The Crash Course - Chris Martenson [41]
Here are a few of the important conclusions from Rogoff and Reinhart’s work:
A recent example of the “this time is different” syndrome is the false belief that domestic debt is a novel feature of the modern financial landscape. We also confirm that crises frequently emanate from the financial centers with transmission through interest rate shocks and commodity price collapses. Thus, the recent U.S. sub-prime financial crisis is hardly unique. Our data also documents other crises that often accompany default: including inflation, exchange rate crashes, banking crises, and currency debasements.
Their work reveals that throughout history, various countries have attempted to live beyond their means and inevitably failed to sustain it for very long. The response has nearly always been to try and squeeze past the difficulties by printing more money in the hopes that somehow things will work themselves out. But it has never quite worked out as hoped; “printing” has only served to deepen the severity of the economic and political pain. Yet it has been tried again and again, as if there’s some biologically irrelevant human gene that stimulates the desire to print money while suppressing the ability to learn from history.
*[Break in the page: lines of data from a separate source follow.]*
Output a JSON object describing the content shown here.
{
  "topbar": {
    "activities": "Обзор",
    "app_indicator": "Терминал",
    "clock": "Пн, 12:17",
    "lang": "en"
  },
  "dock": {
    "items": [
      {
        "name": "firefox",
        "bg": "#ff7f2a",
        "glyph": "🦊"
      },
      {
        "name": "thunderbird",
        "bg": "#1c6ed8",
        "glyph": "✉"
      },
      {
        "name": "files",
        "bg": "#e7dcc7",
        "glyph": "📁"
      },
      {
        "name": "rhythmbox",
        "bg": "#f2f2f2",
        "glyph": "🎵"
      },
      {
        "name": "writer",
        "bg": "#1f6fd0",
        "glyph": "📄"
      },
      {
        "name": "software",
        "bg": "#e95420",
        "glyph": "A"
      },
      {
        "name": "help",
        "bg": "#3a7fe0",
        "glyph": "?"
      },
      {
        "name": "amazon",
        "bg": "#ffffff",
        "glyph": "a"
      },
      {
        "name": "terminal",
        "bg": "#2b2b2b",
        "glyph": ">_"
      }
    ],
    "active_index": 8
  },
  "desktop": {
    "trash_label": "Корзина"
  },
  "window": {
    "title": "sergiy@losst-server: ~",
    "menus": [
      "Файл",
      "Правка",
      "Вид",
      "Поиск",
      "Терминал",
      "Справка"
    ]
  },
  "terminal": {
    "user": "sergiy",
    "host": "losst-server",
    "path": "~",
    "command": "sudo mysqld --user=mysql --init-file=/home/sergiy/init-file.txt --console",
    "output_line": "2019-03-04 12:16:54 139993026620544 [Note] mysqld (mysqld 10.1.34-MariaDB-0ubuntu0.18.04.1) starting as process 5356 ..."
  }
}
The work of Rogoff and Reinhardt demonstrates that historically, some form of default always follows the condition of “too much debt,” and currency debasement (known as “money printing” in modern times) is the most common form that this default takes. Along with these defaults, banking crises, exchange-rate volatility, crashes, inflation, and political and social unrest often arise.
The most important finding from the Rogoff and Reinhart study is that periods of relative global financial tranquility have always been followed by waves of defaults and restructurings. Ebb and flow are a normal part of economic history. In this light, we might then view the last four decades of debt accumulation as the calm before the storm, rather than the last few steps of a long march toward a final and lasting equilibrium.
The important points to take away here are these: Country-level debt defaults are historically common and economically painful events that typically arise from the condition of too much debt, and the four most dangerous words in economic history are this time it’s different.
Too Much Debt
Now that we understand the differences between debts and liabilities, can tell good debt from bad debt, and know that debt has been growing far faster than national income (i.e., GDP), we’re ready to dive one layer deeper into the debt data as the final step toward assessing the severity and magnitude of the economic predicament.
The pure debt obligations of the U.S. government as of October 2010 stood at $13.7 trillion.3 But this is only the debt. Once we add in the liabilities of the U.S. government, chiefly Medicare and Social Security, we get a number somewhere between $100 trillion and $200 trillion dollars, depending on whether you use the Federal Reserve’s own estimates or those of Boston University economics professor Laurence J. Kotlikoff, respectively.4 As mentioned before, these liabilities can be changed at any time with the stroke of a congressional pen, but one thing to remember is that entitlements are a zero sum game. In other words, if the government decides to save money by slashing benefits, the result will be a lower standard of living for the recipients of those monies. The government will see budget savings, to be sure, but retirees will experience a reduction in cash flows and in their living standards. Savings in one place translate into losses elsewhere. That’s the essence of “zero sum.”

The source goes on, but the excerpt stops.